2026年1月26日月曜日

政治停滞のコスト


高市氏が、通常国会招集冒頭に解散することを決め、世間が混乱している。

現在、高市氏の支持率は高く、今解散すれば自民党が単独過半数を獲ることができるだろう、という読みなのだろう。だが解散により予算案を始めとする法案は全て廃案となる決まりなので、政治停滞に対する非難が起きている。

ではその停滞による損失はどのくらいなのだろう。こういうものは従来、プロが綿密に調査するしかなかったので曖昧だったが、近年は生成AIの進歩によってあっという間に概算できる。そこで分かったのは、この損失は結構大きい、ということだ。なお、この推測にはGeminiを使用した。

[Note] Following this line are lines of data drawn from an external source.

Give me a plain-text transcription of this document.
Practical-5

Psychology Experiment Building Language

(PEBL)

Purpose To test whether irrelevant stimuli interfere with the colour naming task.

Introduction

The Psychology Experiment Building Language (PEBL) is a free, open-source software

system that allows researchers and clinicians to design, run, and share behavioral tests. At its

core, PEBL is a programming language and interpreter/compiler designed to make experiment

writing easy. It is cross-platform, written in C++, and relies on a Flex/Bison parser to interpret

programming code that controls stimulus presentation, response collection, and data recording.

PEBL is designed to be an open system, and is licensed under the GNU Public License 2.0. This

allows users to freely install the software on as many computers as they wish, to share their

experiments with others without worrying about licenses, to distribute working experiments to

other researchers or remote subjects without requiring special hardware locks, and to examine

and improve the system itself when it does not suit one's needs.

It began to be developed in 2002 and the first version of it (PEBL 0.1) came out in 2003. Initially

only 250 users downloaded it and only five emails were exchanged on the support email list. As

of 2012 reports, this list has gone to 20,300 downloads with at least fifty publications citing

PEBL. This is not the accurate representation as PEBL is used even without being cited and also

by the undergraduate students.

選挙費用や政党交付金の変動は合わせて千億円程度とのことだが、これはまだ小さい方である。大きいのはGDP押し下げ効果で、これは6千億から1.8兆円になるとのことだ。株価の時価総額は一時的に10兆円規模で下落するが、これはある程度戻るだろう。全体では、数兆から十数兆円が一時的に毀損し、戻った後でも最終的には1.2兆円ほどの損失になると出た。

では逆にメリットは有るのかというと、これは政治がその後スムーズに行くだろう、という予測になる。与党単独で過半数を取れればもちろんそうはなるだろう。だがそれが必ずしも日本の国益になるかは分からない。つまり、誤った政策がスムーズに進めば、それはマイナスに効いてくるからだ。以前、高市氏の「確証バイアス」について議論したが、どうも高市氏は歴代総理の中でも確証バイアスが突出しているようで、つまりは行くと決めたら突き進んでしまうため、ブレーキが効かず、危険だ。

公約の消費税時限撤廃もそうなのだが、高市氏はどうもマクロでの数字を見ていないように思う。じゃあ歴代総理が見ていたか、野党は見ていたか、というとそうでもないのだが、だから良いというわけではもちろんない。これも以前から言っていることだが、量的議論は大事だ。特に国のように大きな存在は、それを避けるべきではない。

今からでも遅くはないので、高市氏と閣僚には、全ての政策・全ての行動に対し、この考えを取り入れてほしいものだ。